I'm skeptical that "hashing is much faster on an array the size of a power of tw...

ericsink · on July 16, 2012

IIRC, the real reason for this "power of 2" is for fast rehashing when the table grows. Calculate a 32 bit hash and store it all, but if your table currently has 1024 entries, only use 10 bits of it. Later, when your table grows to 2048 entries, you can just mask off 11 bits worth instead of recomputing every hash.

But, since the hash table is not going to grow in this particular case, any perf gain from using a power of 2 will probably be far less important.
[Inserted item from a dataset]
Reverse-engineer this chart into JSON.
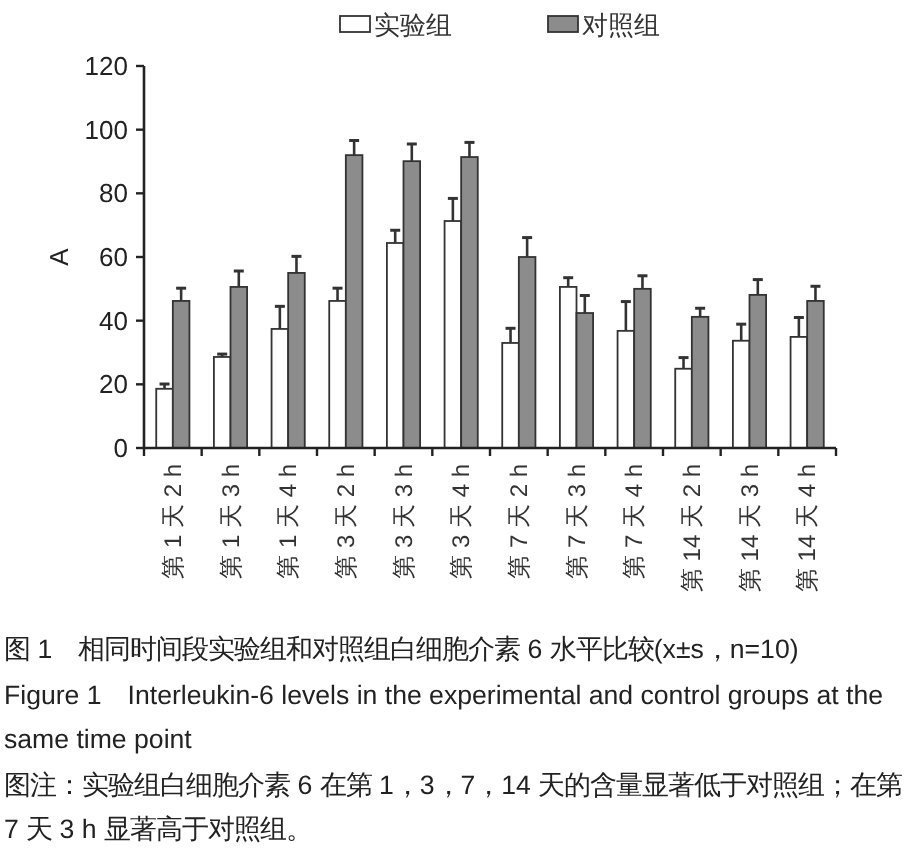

lilyball · on July 16, 2012

He's using a power of 2 so he can use a bitwise-and to mask out his hash into the number of array indexes.

AlisdairO · on July 16, 2012

It's fairly common to keep array sizes bounded at a power of two, because when you take a hash you can use bitwise shifting instead of a modulus to determine the hash bucket to use. Depending on the performance of your hash function it can have a noticeable impact, although you're right that it's probably not a matter of 'much' faster.
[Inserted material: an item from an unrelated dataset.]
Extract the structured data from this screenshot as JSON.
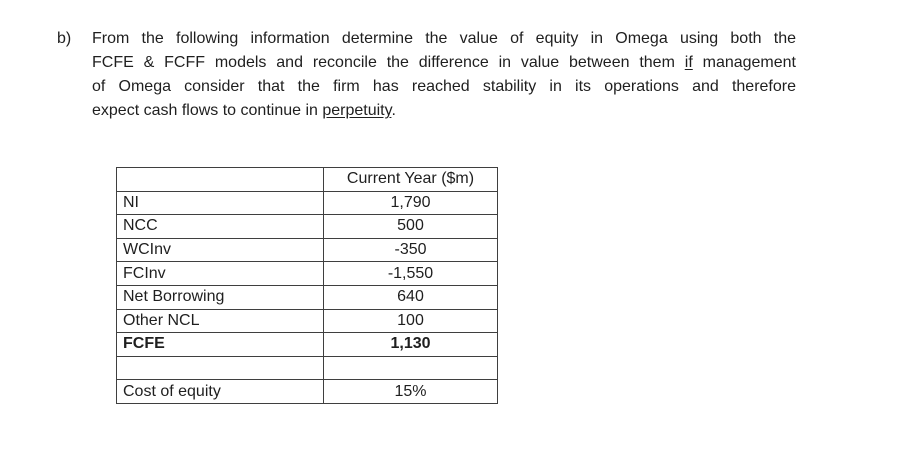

lilyball · on July 16, 2012

Using a modulo with a non-power-of-2 is going to introduce modulo bias.

paul · on July 16, 2012

I bet that there's no measurable difference in this code. It just bugs me to see so much unnecessary complication based on blindly imitating an optimization that maybe made sense 20 years ago.

fizx · on July 16, 2012

I've noticed the difference between modulo and bitshift in java code written in the last five years. If it's getting 99.9+% cache hits, being used in an innermost loop, and jdk7 hasn't gotten around to JITing special cases in modulo, this could absolutely matter.
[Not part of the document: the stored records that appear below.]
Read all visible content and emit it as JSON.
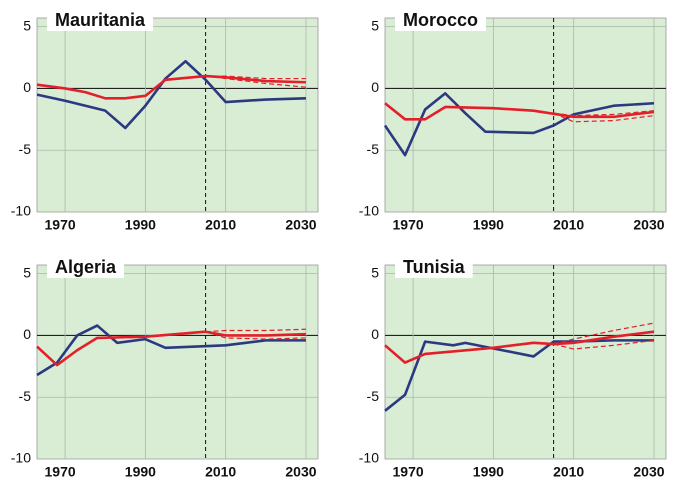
{
  "chart_data": [
    {
      "type": "line",
      "title": "Mauritania",
      "xlim": [
        1963,
        2033
      ],
      "xticks": [
        1970,
        1990,
        2010,
        2030
      ],
      "ylim": [
        -10,
        5.7
      ],
      "yticks": [
        -10,
        -5,
        0,
        5
      ],
      "grid": true,
      "vline": 2005,
      "series": [
        {
          "color": "#2b3a80",
          "x": [
            1963,
            1970,
            1980,
            1985,
            1990,
            1995,
            2000,
            2005,
            2010,
            2020,
            2030
          ],
          "values": [
            -0.5,
            -1,
            -1.8,
            -3.2,
            -1.4,
            0.8,
            2.2,
            0.7,
            -1.1,
            -0.9,
            -0.8
          ]
        },
        {
          "color": "#e3202a",
          "x": [
            1963,
            1970,
            1975,
            1980,
            1985,
            1990,
            1995,
            2005,
            2010,
            2020,
            2030
          ],
          "values": [
            0.3,
            0,
            -0.3,
            -0.8,
            -0.8,
            -0.6,
            0.7,
            1.0,
            0.9,
            0.6,
            0.5
          ]
        },
        {
          "color": "#e3202a",
          "dashed": true,
          "x": [
            2005,
            2010,
            2020,
            2030
          ],
          "values": [
            1,
            1,
            0.8,
            0.8
          ]
        },
        {
          "color": "#e3202a",
          "dashed": true,
          "x": [
            2005,
            2010,
            2020,
            2030
          ],
          "values": [
            1,
            0.8,
            0.4,
            0.1
          ]
        }
      ]
    },
    {
      "type": "line",
      "title": "Morocco",
      "xlim": [
        1963,
        2033
      ],
      "xticks": [
        1970,
        1990,
        2010,
        2030
      ],
      "ylim": [
        -10,
        5.7
      ],
      "yticks": [
        -10,
        -5,
        0,
        5
      ],
      "grid": true,
      "vline": 2005,
      "series": [
        {
          "color": "#2b3a80",
          "x": [
            1963,
            1968,
            1973,
            1978,
            1983,
            1988,
            2000,
            2005,
            2010,
            2020,
            2030
          ],
          "values": [
            -3,
            -5.4,
            -1.7,
            -0.4,
            -2,
            -3.5,
            -3.6,
            -3,
            -2.1,
            -1.4,
            -1.2
          ]
        },
        {
          "color": "#e3202a",
          "x": [
            1963,
            1968,
            1973,
            1978,
            1990,
            2000,
            2010,
            2020,
            2030
          ],
          "values": [
            -1.2,
            -2.5,
            -2.5,
            -1.5,
            -1.6,
            -1.8,
            -2.3,
            -2.3,
            -1.9
          ]
        },
        {
          "color": "#e3202a",
          "dashed": true,
          "x": [
            2005,
            2010,
            2020,
            2030
          ],
          "values": [
            -2,
            -2.2,
            -2.1,
            -1.8
          ]
        },
        {
          "color": "#e3202a",
          "dashed": true,
          "x": [
            2005,
            2010,
            2020,
            2030
          ],
          "values": [
            -2,
            -2.7,
            -2.6,
            -2.2
          ]
        }
      ]
    },
    {
      "type": "line",
      "title": "Algeria",
      "xlim": [
        1963,
        2033
      ],
      "xticks": [
        1970,
        1990,
        2010,
        2030
      ],
      "ylim": [
        -10,
        5.7
      ],
      "yticks": [
        -10,
        -5,
        0,
        5
      ],
      "grid": true,
      "vline": 2005,
      "series": [
        {
          "color": "#2b3a80",
          "x": [
            1963,
            1968,
            1973,
            1978,
            1983,
            1990,
            1995,
            2010,
            2020,
            2030
          ],
          "values": [
            -3.2,
            -2.2,
            0,
            0.8,
            -0.6,
            -0.3,
            -1,
            -0.8,
            -0.4,
            -0.4
          ]
        },
        {
          "color": "#e3202a",
          "x": [
            1963,
            1968,
            1973,
            1978,
            1990,
            2005,
            2010,
            2020,
            2030
          ],
          "values": [
            -0.9,
            -2.4,
            -1.2,
            -0.2,
            -0.1,
            0.3,
            0,
            0,
            0.1
          ]
        },
        {
          "color": "#e3202a",
          "dashed": true,
          "x": [
            2005,
            2010,
            2020,
            2030
          ],
          "values": [
            0.3,
            0.4,
            0.4,
            0.5
          ]
        },
        {
          "color": "#e3202a",
          "dashed": true,
          "x": [
            2005,
            2010,
            2020,
            2030
          ],
          "values": [
            0.3,
            -0.2,
            -0.3,
            -0.2
          ]
        }
      ]
    },
    {
      "type": "line",
      "title": "Tunisia",
      "xlim": [
        1963,
        2033
      ],
      "xticks": [
        1970,
        1990,
        2010,
        2030
      ],
      "ylim": [
        -10,
        5.7
      ],
      "yticks": [
        -10,
        -5,
        0,
        5
      ],
      "grid": true,
      "vline": 2005,
      "series": [
        {
          "color": "#2b3a80",
          "x": [
            1963,
            1968,
            1973,
            1980,
            1983,
            2000,
            2005,
            2010,
            2020,
            2030
          ],
          "values": [
            -6.1,
            -4.8,
            -0.5,
            -0.8,
            -0.6,
            -1.7,
            -0.5,
            -0.5,
            -0.4,
            -0.4
          ]
        },
        {
          "color": "#e3202a",
          "x": [
            1963,
            1968,
            1973,
            1990,
            2000,
            2005,
            2010,
            2020,
            2030
          ],
          "values": [
            -0.8,
            -2.2,
            -1.5,
            -1,
            -0.6,
            -0.7,
            -0.6,
            -0.1,
            0.3
          ]
        },
        {
          "color": "#e3202a",
          "dashed": true,
          "x": [
            2005,
            2010,
            2020,
            2030
          ],
          "values": [
            -0.7,
            -0.3,
            0.4,
            1
          ]
        },
        {
          "color": "#e3202a",
          "dashed": true,
          "x": [
            2005,
            2010,
            2020,
            2030
          ],
          "values": [
            -0.7,
            -1.1,
            -0.8,
            -0.4
          ]
        }
      ]
    }
  ]
}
spullara · on July 17, 2012

It was 10% faster to switch from modulo to & on a recent real world problem for me.

brlewis · on July 17, 2012

I believe you. There are two reasons I think paul's right in the context of hash tables.

1. If you're using a non-trivial hash function, one more modulo calculation at the end to get the actual memory address is not a big difference.

2. If you're using a trivial hash function, I bet for a lot of data sets you'll get fewer collisions with a hash table whose size is a prime number, canceling out any benefit from calculating the address slightly faster.